The Spring 2014 update to the Hospital Safety Score, administered by The Leapfrog Group, was released last week to grade general acute care patient safety at hospitals.
The Leapfrog Group is an advocate of hospital transparency and a nonprofit founded by employers and private health care experts in the nation.
The Leapfrog Group said the grades are intended to educate and encourage consumers to consider patient safety when selecting a hospital, as well as incentivize hospitals to make safety a priority.
Out of the 80 hospitals graded in the state, 28 were given a top score for patient safety, resulting in a state rank of 15.
North Ottawa Community Hospital, Grand Haven
Spectrum Health Butterworth Hospital, Grand Rapids
Spectrum Health Blodgett Hospital, East Grand Rapids
Saint Mary’s Health Care, Grand Rapids
Dr. John Collins, chief quality officer at Mercy Health Saint Mary’s, said the hospital has consistently ranked at the highest levels for patient safety and will continue to value safety in providing care and services to patients.
“We put our highest priority on safety: for patients, visitors, family, staff, physicians and all who work in the hospital,” Collins said. “We have consistently ranked very well in these surveys.”
Bronson Battle Creek, Battle Creek
Bronson Methodist Hospital, Kalamazoo
Spectrum Health United, Greenville
Borgess Medical Center, Kalamazoo
Community Health Center of Branch County, Coldwater
Lakeland Community Hospital Niles, Niles
Lakeland Regional Medical Center-St. Joseph, St. Joseph
Mercy Health Hackley Campus, Muskegon
Mercy Health Mercy Campus, Muskegon
Metro Health Hospital, Wyoming
Pennock Hospital, Hastings
The Hospital Safety Score incorporates 28 performance measures from several sources: the Leapfrog Hospital Survey, Agency for Healthcare Research and Quality, Centers for Disease Control and Prevention and the Centers for Medicare and Medicaid Services. The data was also divided into two categories: process and structural measures and outcome measures.
A composite score was calculated for more than 2,500 hospitals in the U.S. based on a hospital’s ability to prevent errors and accidents, in addition to processes in place to protect patients.

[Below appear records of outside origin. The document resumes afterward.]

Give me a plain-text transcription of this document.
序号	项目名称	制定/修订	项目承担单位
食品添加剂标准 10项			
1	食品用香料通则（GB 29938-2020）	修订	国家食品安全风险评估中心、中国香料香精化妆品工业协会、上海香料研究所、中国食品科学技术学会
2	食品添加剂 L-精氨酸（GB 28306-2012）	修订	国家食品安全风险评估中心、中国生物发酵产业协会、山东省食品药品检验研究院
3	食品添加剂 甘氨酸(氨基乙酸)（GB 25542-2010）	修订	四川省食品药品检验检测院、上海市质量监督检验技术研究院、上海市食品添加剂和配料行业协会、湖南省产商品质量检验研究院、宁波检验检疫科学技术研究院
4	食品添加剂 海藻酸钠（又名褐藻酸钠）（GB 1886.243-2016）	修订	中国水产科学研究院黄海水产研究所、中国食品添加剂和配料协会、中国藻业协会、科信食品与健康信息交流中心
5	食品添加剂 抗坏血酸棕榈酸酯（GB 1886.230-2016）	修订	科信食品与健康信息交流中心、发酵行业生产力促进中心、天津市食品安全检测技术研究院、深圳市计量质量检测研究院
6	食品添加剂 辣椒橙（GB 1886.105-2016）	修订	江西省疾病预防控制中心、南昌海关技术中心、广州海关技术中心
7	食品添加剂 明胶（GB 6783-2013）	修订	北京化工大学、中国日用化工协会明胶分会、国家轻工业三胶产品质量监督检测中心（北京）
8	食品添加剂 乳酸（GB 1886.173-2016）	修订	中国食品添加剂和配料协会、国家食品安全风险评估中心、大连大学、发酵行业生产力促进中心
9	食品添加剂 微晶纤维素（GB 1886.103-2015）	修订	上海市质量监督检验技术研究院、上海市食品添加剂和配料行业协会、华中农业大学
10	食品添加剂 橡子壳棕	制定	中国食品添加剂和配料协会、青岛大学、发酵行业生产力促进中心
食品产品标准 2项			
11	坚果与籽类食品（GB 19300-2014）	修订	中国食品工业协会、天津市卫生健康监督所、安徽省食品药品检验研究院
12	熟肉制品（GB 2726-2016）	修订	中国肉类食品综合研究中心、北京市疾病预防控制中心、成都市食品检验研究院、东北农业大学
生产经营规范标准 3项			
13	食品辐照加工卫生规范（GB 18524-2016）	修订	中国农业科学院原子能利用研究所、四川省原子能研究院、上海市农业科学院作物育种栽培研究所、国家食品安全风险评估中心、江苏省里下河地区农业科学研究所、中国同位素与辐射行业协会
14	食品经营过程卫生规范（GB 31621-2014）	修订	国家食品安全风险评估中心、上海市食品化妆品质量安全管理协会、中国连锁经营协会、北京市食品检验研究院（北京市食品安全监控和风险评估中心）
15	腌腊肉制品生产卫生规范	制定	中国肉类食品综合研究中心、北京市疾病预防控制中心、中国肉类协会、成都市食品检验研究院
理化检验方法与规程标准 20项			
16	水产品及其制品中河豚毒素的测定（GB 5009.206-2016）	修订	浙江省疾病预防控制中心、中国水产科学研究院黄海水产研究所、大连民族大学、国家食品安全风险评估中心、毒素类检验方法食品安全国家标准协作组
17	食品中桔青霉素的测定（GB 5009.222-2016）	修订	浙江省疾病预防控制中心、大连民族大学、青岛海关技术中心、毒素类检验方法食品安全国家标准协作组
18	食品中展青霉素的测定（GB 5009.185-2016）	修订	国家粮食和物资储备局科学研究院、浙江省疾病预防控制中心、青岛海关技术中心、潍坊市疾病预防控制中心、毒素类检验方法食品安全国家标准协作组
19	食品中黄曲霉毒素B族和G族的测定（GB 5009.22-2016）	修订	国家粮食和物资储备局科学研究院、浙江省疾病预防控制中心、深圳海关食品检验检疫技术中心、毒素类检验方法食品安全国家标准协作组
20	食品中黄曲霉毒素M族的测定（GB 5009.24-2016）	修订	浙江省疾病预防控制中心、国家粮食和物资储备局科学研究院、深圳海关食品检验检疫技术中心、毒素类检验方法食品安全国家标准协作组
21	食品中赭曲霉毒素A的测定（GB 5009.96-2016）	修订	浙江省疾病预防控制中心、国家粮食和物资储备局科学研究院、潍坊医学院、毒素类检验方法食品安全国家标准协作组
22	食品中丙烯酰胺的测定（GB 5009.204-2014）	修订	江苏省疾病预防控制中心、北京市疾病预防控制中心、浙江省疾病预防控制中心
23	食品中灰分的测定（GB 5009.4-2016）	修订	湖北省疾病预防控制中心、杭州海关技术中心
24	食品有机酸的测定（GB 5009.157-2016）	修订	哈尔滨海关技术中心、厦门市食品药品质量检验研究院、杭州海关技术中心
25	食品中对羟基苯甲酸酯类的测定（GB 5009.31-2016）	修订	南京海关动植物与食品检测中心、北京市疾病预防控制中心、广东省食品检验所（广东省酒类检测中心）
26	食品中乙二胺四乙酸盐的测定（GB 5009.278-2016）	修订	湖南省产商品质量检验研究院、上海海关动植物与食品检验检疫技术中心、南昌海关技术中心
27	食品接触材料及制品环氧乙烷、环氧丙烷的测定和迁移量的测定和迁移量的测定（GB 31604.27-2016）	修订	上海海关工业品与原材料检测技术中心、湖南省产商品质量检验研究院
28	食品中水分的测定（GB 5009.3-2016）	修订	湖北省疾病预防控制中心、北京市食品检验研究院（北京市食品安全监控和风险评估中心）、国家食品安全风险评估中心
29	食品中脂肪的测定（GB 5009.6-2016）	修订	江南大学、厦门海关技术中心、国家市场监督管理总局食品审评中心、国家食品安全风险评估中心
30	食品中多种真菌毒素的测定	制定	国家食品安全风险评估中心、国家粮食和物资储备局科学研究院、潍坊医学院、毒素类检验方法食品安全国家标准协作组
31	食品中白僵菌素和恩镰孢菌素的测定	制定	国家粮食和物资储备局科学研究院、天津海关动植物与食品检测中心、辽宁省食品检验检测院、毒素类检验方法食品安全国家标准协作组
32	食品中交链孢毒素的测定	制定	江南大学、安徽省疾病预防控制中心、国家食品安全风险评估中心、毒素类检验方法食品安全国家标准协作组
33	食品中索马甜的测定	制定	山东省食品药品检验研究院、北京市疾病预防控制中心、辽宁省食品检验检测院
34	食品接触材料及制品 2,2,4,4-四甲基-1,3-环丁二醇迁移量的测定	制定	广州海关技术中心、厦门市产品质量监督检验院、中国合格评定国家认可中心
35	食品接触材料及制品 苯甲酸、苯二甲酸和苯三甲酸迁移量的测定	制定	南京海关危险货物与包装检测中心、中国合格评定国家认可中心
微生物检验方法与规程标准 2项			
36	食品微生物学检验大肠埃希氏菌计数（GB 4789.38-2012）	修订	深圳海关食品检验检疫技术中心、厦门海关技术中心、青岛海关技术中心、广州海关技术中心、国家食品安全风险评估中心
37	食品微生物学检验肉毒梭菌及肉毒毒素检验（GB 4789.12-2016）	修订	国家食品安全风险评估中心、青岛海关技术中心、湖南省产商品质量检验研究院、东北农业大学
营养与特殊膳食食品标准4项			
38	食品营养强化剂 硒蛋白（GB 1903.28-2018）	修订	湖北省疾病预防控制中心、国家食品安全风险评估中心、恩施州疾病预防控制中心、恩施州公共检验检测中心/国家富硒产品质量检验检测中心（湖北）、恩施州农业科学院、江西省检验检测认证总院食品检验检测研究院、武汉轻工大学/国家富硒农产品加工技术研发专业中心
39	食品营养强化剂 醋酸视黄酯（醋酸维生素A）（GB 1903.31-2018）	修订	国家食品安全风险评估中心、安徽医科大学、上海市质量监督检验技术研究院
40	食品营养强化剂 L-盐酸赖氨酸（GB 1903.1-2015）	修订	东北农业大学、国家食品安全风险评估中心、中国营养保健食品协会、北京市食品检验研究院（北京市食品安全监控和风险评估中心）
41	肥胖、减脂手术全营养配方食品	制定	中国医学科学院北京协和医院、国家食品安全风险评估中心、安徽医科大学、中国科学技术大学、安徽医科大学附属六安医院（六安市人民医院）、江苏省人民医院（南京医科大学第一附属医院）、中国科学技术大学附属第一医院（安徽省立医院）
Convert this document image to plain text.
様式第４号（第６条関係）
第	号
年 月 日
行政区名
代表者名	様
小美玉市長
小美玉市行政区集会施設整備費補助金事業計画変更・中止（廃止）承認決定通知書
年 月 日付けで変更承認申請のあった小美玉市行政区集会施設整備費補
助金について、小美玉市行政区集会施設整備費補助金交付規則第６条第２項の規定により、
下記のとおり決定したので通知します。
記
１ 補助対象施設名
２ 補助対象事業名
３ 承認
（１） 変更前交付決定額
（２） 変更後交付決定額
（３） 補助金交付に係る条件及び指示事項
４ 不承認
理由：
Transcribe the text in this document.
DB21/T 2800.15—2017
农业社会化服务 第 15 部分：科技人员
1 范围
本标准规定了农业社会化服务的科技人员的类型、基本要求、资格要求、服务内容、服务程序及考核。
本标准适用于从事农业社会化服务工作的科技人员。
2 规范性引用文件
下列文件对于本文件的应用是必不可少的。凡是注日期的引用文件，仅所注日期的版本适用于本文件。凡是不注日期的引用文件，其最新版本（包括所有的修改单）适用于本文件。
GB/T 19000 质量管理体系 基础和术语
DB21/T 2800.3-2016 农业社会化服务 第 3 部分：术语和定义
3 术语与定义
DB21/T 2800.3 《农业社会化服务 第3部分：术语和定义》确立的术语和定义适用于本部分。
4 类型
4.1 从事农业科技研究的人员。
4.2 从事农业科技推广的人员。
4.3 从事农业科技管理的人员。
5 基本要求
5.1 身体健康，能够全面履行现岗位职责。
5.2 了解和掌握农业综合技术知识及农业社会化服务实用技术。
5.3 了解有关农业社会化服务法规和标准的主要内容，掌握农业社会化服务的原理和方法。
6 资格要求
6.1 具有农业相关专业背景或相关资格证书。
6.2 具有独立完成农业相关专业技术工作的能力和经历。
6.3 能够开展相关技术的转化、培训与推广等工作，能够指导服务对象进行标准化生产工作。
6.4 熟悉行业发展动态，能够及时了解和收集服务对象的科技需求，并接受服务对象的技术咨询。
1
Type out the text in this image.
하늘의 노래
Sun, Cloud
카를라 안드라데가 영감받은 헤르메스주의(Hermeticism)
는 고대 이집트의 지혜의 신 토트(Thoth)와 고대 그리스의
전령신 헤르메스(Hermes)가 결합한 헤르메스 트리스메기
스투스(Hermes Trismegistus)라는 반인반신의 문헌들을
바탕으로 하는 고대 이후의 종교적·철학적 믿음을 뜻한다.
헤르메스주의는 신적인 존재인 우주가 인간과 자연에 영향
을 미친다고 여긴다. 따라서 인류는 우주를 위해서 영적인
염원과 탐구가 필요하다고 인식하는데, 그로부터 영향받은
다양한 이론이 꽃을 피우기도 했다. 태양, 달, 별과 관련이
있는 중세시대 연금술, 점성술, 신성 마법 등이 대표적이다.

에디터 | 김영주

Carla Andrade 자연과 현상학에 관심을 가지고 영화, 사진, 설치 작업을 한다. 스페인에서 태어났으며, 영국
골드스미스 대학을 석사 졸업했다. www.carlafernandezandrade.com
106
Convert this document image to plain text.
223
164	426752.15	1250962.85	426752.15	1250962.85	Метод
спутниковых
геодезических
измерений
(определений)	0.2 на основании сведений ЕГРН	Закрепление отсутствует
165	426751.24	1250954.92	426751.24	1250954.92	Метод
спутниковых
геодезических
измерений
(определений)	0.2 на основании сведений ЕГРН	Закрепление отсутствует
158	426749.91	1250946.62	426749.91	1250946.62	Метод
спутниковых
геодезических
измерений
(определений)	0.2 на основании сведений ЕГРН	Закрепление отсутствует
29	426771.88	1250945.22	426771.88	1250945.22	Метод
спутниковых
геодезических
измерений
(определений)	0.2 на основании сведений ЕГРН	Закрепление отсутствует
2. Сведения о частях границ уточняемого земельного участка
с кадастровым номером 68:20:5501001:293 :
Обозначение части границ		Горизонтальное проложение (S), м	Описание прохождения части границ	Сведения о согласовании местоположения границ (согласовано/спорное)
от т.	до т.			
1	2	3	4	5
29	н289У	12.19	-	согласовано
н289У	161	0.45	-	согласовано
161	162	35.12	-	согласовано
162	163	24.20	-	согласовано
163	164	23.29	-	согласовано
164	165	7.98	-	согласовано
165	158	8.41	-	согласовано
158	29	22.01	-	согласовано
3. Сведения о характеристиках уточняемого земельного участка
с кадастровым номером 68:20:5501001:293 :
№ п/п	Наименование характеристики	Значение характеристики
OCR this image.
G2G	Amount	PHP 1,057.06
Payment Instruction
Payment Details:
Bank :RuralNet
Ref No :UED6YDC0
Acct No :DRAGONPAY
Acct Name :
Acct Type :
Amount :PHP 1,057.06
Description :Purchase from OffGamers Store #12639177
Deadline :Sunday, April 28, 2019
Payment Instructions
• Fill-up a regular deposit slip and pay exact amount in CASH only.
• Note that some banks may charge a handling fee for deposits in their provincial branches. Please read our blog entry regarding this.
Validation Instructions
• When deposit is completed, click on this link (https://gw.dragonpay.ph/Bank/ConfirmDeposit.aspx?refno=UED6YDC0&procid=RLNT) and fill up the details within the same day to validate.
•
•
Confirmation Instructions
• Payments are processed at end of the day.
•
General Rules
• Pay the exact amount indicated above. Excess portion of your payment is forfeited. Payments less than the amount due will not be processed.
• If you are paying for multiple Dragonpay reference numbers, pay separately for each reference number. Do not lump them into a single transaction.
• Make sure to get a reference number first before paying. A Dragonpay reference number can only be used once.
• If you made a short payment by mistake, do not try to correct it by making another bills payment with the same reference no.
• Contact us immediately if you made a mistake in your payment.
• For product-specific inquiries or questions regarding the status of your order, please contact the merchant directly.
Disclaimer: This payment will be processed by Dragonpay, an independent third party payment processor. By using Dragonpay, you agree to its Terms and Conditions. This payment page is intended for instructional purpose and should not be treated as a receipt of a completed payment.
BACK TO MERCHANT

The scores include a range of measures: death among surgical inpatients with serious treatable complications; falls and trauma; foreign object retained after surgery; leadership structures and systems; nursing workforce; hand hygiene and patients receiving correct antibiotic treatment.
The Leapfrog Group worked with a panel of patient safety experts to develop the methodology for assigning hospitals letter grades, including “D” and “F”.
The Spring 2014 Hospital Safety Score reveals about 33 percent of hospitals saw at least a 10-percent improvement in performance since 2012, which is a result of improving processes and safety practices. The score also indicates a mean improvement of 6.3 percent in hospital performance since 2012.
Leah Binder, president and chief executive officer at The Leapfrog Group, said the data shows that hospitals are working harder to create a safe environment.
“An institution could have the best surgeons in the world, but if the aftercare is lacking and the patient develops an infection as a result, then the hospital has failed to protect its patient,” Binder said.